Pancakes, pancakes, pancakes.
I think pancakes must be the most requested thing on my low carb recipe to-do list. I experimented with pancakes over the holidays in December, but didn’t get anywhere close to successful. I blame being British. In England, pancakes are only eaten once a year – funnily enough on Pancake Day – and they are what an American would call a crêpe. We don’t do the thick, spongy pancakes that are a rite of passage for any good American’s weekend brunch plate. The closet thing we have to those would be Scotch pancakes, and no one makes those. And on the rare occurrence that someone does make Scotch pancakes, they eat them with butter and jam spread on them, just like toast. They are not smothered in melting butter and syrup. Neither are they eaten for breakfast with bacon, eggs, and hash browns. They’re eaten at tea time.
Anyway, my point was, I grew up eating crêpes once a year. Until I took my first trip to Canada – many moons ago – I had never eaten an American pancake. And let me tell you, when I did, I thought it was extremely peculiar. I was sitting in the revolving restaurant on the top of the Calgary Tower. That’s how memorable this whole pancake affair was. I mean, who remembers exactly where they were when they ate their first pancake? I do – because it was such an extraordinary experience. They brought me a plate with pancakes, eggs, bacon, sausage and hash browns on it. Plus a dish of butter and a jug of golden maple syrup. I was clueless as to what I was supposed to do, and I was aghast that there were pancakes on the same plate as my bacon and eggs. What were they thinking?? So I snuck a peek over at the next table and watched what they did. I stared in horror as they poured lashings of sweet maple syrup over their pancakes and bacon. What in the world???

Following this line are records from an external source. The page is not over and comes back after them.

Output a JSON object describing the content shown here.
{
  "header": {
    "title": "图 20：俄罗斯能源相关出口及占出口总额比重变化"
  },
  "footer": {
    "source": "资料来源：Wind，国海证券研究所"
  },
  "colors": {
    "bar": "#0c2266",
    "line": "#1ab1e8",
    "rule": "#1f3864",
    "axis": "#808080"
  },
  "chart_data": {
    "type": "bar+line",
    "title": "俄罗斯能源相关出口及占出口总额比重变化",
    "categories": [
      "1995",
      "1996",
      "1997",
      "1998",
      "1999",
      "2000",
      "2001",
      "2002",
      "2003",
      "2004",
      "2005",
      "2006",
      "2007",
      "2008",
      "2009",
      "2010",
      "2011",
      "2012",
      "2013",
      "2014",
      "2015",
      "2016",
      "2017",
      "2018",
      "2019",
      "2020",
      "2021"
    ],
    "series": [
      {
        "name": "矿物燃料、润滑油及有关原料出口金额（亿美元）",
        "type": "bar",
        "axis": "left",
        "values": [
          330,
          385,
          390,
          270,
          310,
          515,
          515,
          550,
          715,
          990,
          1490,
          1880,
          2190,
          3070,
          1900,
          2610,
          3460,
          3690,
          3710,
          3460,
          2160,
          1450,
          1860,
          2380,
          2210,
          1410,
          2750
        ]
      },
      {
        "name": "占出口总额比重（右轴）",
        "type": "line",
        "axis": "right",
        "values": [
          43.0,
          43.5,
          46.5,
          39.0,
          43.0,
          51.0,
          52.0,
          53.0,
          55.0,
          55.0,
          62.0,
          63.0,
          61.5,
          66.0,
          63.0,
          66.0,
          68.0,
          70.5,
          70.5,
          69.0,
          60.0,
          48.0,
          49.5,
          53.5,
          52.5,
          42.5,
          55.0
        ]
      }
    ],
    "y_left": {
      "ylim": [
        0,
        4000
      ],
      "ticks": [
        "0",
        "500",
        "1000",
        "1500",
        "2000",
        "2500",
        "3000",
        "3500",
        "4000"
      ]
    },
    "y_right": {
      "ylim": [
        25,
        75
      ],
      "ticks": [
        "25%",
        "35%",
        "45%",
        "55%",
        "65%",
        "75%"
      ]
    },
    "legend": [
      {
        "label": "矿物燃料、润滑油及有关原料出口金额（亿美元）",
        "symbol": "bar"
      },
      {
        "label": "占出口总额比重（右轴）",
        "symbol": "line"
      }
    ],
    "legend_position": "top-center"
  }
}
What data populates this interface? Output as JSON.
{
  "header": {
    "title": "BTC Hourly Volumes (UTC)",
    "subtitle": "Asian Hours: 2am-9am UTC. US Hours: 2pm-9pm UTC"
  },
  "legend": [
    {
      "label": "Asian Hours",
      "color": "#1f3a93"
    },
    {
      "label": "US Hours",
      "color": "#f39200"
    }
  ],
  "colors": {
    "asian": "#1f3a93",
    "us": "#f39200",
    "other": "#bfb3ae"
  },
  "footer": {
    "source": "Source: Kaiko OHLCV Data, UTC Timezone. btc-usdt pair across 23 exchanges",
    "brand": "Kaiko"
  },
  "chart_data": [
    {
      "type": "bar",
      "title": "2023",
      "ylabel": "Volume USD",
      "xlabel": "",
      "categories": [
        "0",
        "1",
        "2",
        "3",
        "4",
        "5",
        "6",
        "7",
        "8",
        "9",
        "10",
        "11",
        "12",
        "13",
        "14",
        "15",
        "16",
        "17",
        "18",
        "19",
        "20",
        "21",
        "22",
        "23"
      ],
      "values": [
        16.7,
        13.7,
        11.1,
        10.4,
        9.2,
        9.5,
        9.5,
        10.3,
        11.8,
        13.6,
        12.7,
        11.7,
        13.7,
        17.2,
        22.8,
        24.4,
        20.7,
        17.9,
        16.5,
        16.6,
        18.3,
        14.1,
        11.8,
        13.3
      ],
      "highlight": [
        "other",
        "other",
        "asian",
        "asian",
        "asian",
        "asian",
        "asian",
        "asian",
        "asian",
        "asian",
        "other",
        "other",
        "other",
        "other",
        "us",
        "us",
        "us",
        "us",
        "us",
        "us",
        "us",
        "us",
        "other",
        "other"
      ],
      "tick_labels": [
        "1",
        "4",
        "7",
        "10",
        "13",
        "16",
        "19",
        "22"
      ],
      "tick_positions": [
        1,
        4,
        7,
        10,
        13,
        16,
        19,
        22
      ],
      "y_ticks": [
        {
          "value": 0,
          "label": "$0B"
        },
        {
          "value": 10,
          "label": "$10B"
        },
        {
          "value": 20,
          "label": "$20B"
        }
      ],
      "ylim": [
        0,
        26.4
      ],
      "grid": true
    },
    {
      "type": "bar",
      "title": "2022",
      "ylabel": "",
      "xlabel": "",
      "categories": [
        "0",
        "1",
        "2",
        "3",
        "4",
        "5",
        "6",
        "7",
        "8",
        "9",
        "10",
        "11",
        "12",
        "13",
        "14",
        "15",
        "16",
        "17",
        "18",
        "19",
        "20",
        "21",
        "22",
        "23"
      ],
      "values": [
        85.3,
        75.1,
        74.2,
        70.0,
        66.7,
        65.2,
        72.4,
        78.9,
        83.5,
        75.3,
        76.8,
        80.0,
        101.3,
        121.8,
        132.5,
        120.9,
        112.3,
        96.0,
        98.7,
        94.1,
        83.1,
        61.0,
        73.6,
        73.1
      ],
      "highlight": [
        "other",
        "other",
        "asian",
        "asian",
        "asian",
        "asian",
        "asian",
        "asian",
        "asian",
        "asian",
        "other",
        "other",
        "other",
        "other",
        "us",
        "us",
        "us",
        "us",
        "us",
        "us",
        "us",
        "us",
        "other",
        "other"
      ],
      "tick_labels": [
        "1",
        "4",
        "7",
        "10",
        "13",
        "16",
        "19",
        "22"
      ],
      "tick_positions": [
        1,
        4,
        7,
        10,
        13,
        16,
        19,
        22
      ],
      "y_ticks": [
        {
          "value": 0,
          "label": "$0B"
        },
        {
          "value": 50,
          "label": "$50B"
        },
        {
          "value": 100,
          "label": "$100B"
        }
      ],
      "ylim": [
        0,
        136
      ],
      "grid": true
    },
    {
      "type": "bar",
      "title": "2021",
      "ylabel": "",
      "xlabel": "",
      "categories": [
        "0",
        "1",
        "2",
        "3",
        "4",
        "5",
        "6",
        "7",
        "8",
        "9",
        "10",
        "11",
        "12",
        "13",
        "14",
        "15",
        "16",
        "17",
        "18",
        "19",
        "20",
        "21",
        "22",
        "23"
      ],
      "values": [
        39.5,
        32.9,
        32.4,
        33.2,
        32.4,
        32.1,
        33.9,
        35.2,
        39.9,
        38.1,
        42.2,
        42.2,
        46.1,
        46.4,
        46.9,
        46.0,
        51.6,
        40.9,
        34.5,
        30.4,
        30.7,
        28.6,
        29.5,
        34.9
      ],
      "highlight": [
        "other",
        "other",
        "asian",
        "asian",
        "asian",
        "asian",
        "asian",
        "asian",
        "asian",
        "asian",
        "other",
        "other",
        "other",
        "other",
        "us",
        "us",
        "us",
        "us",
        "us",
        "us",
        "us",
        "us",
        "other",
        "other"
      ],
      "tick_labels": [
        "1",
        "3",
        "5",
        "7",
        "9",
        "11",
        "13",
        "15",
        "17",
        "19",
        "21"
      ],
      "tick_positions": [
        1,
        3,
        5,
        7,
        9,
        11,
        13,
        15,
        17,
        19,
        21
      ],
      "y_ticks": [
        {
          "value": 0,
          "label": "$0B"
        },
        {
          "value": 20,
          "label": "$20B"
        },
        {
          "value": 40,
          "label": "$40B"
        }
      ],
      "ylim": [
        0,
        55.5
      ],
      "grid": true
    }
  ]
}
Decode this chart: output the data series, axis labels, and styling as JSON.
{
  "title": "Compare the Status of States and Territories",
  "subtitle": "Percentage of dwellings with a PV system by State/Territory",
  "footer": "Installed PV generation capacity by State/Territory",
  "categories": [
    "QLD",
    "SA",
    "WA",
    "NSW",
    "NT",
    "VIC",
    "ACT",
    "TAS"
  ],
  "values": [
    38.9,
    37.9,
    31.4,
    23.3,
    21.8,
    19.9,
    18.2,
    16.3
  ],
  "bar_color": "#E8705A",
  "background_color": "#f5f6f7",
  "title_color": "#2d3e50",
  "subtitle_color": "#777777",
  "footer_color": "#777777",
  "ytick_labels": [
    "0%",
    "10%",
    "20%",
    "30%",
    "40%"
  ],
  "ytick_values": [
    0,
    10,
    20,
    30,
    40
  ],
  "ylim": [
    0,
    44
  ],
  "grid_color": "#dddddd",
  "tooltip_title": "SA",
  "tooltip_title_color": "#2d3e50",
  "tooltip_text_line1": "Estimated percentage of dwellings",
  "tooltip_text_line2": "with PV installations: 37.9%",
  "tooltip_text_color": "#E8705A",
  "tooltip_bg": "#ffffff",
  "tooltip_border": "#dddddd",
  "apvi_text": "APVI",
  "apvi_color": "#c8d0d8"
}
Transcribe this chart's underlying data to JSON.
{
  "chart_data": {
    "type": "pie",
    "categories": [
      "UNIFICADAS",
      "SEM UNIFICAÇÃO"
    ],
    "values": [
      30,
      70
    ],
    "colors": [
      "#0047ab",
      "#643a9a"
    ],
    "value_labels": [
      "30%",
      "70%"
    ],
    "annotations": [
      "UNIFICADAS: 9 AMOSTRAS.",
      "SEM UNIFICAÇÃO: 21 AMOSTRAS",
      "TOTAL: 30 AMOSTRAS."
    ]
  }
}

I admit, I never really got over that first strange pancake experience. There are a lot of new things I have become acquainted with since I moved stateside, and many of them I embrace wholeheartedly. American pancakes are not one of them. And while I am neither an American pancake lover nor an American pancake-making expert, I totally respect that they are a beloved breakfast staple in a lot of households. So here you are: Keto Vanilla Blueberry Pancakes. Hurrah!
They are more fragile and less flexible than pancakes made from regular flour, but those fabulous blueberries – bursting with juices – keep them moist and delicious. I am going to play with another idea to make them less fragile and more flexible, but I thought these would tide you over in the meantime. Given that I am really not a fan of regular American pancakes, I was surprised – and a little bit giddy – that I really enjoyed eating these.
“But what about the syrup??!” I hear you cry. That, dear readers, is a particularly good question. I am still brainstorming that predicament. This time I simply poured a little Sukrin Fiber Syrup over the top. It doesn’t have the deep, amber color of maple syrup, but it adds moistness and flavor that finished these babies off rather nicely. You could also just slide some butter over the top and call it good. Or eat them naked. Just don’t use the maple! Or honey. Or agave.
Now I must warn you – these keto pancakes are super filling. If you’re used to being able to eat an entire stack of regular pancakes, you might find yourself running out of steam at two, especially if you add some scrambled eggs and the odd piece of bacon to your plate. I, for one, would not want to miss out on that piece of bacon.
And just a couple of cooking notes before you race off to fire up your griddle – the flip side of these keto pancakes cooks much quicker than the first side, so don’t flip them and walk away thinking you have time. Side two goes real fast. As you can see, mine were a little on the dark side. Just sayin’.
Happy Pancake Weekend, everyone!
- 2 TBSP chia seeds
- 1/4 cup sunflower seeds
- 1/4 cup unsweetened coconut
- 1/4 cup almond flour
- 2 oz. / 55g egg white powder
- 3 TBSP xylitol or erythritol
- 1 tsp sea salt
- 1 tsp baking powder
- 1 egg
- 1 tsp vanilla extract
- ½ cup / 4 fl oz. Full Fat Greek yogurt
- 4 oz / 110g fresh blueberries (or frozen, thawed and drained)
- Spray griddle with coconut oil and heat.
- Grind chia seeds, sunflower seeds and coconut in coffee grinder or high-speed blender until they are very fine (careful you don’t end up with sunflower butter!!)
- In a bowl put seed mix, almond flour, egg white powder, xylitol or erythritol, salt and baking powder and mix well.
- Add egg, vanilla extract, and yogurt and stir just until evenly mixed. Do not over mix.
- Using a ¼ cup as a measure, pour batter onto hot griddle.
- Sprinkle batter with fresh blueberries.
- After a minute, lift edge of pancake with a spatula to check color. When golden, flip the pancake to cook the other side.
- The flip side cooks faster than the first side.